Woman created ‘whistle-blower’ Pinterest account to give voice to the dead

Ifeoma Ozoma Blew the Whistle on Pinterest. Now She Protects Whistle-Blowers. https://t.co/JEb54zqZLm pic.twitter.com/y5VJLfbMnI — StoryCorps (@StoryCorps) May 29, 2019

Ifeoma Ozoma Blew the Whistle on Pinterest. Now She Protects Whistle-Blowers. https://t.co/JEb54zqZLm pic.twitter.com/y5VJLfbMnI — StoryCorps (@StoryCorps) May 29, 2019

Ifeoma Ozoma Blew the Whistle on Pinterest. Now She Protects Whistle-Blowers.

If you happen to come across a number of herself on the social media site Pinterest, you might be tempted to follow her. But don’t.

The portrait is so distracting and overused that Blew — who said the account she created as a memorial for a nephew who died in 2016 was deluged with challenges from other users — simply deleted the pictures of herself altogether and started the account for the “world’s whistlestop poet” instead.

The new account now has a sharp focus.

Using blank type for every single word, she gets lost in the details of death and death from the perspective of the bereaved. Blew died on Sept. 12, 2016, when her 4-year-old nephew Omosi Smith died.

“I went to the hospital and waited … all day and all night,” Blew, a Bethesda mother, wrote on the account. “The doctors keep blaming me.”

Some recent lines on the account:

“The soul of the boy has already left his body.”

“They won’t let us see his casket.”

“I want my son back, they won’t let me do anything.”

Blew’s use of the picture of herself (in one, she’s kneeling on the toilet, in another, she’s posing at the baby’s funeral), however, has prompted a second question: Why does the account exist at all?

Willow Wilson, one of Blew’s friends, first noticed Blew’s memorial Facebook page — which had been deleted after her nephew’s death — on Facebook. That’s when Blew said she remembered how much people would request her email address or social media accounts to reach out about an emotional experience.

“We don’t have anyone,” Blew said she remembers thinking. “If people can ask me for my address or my Facebook, this is an opportunity for me to … grant them the space to do that.”

The social media accounts Blew works on are designed to allow people to reach out about a situation in a private way. Such details are typically the closest her old online friends can get to her — if they want to ask her about a medical situation.

“I just let the spirit guide me how to best manifest that service for somebody else,” Blew said.

Her account allowed her to turn it into something she would call “the world’s whistle-blower,” to give a voice to stories that the public doesn’t always hear.
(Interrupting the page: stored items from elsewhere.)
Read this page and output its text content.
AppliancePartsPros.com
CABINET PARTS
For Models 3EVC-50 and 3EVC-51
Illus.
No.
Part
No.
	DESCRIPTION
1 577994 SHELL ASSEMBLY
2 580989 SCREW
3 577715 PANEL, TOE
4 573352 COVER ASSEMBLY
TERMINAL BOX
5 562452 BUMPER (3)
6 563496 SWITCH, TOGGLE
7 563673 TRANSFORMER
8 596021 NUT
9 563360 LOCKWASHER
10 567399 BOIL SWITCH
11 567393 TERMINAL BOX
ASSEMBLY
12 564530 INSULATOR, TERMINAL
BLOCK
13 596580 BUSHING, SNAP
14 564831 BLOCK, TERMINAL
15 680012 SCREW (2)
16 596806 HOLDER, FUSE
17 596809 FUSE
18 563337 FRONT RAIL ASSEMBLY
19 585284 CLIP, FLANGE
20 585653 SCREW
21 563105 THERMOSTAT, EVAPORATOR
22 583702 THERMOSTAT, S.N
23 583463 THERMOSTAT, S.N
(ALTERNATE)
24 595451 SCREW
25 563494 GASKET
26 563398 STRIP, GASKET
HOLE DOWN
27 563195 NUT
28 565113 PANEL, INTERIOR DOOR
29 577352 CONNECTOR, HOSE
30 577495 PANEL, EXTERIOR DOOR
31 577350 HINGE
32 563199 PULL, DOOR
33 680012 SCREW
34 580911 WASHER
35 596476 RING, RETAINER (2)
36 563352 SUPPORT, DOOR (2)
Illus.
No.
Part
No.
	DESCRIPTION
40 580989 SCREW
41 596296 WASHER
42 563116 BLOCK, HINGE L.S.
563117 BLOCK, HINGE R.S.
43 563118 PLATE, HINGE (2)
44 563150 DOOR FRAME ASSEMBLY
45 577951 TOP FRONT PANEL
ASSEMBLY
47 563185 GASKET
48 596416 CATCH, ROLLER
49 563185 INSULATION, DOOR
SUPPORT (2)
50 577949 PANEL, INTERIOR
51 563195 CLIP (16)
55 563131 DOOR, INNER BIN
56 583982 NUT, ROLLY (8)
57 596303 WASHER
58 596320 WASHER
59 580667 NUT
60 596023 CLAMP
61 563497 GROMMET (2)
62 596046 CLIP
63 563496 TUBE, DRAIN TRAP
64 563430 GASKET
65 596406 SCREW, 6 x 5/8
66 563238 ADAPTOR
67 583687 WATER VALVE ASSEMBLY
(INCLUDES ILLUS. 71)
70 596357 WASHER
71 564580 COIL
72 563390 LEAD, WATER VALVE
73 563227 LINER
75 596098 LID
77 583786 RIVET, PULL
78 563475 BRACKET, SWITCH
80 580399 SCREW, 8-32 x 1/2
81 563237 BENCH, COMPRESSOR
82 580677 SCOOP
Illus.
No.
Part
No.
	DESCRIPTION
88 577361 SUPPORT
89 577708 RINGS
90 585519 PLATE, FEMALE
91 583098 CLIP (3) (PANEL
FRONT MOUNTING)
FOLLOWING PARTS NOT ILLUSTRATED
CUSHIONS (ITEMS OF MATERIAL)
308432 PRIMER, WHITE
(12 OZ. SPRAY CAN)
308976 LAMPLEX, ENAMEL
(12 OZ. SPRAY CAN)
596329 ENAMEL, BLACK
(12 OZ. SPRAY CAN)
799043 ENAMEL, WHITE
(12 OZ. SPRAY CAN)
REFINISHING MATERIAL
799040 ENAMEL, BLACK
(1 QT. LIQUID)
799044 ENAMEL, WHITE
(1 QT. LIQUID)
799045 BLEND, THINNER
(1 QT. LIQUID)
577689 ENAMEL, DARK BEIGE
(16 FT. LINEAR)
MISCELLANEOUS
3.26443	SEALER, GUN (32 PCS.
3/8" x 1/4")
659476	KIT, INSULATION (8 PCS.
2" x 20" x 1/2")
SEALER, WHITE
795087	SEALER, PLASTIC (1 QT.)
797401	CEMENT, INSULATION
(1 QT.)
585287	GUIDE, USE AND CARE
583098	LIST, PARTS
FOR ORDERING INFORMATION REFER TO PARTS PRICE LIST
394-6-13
That’s when Blew realized it would be effective to use the same active profile, though much removed from the memorial page.

As she joked with others in the account’s comments — “As journalists we tend to bounce the photos between stories (not interested in having another story about me)” — Blew is growing into the role she set out to set up: an advocacy platform for fellow whistle-blowers who may come across dead bodies.

“My purpose is to give people a channel to speak out and do what I have done: bring awareness to what is going on with something that a lot of people in the world get stuck on,” Blew said.

Blew says she sees the conversations her account started have led to police briefings, Boston Globe articles and other new documents related to the nursing home where her nephew died.

“I am just happy we put a platform in place so there are other people who can breathe life into these peoples’ lives and start the conversation about what’s really going on,” Blew said.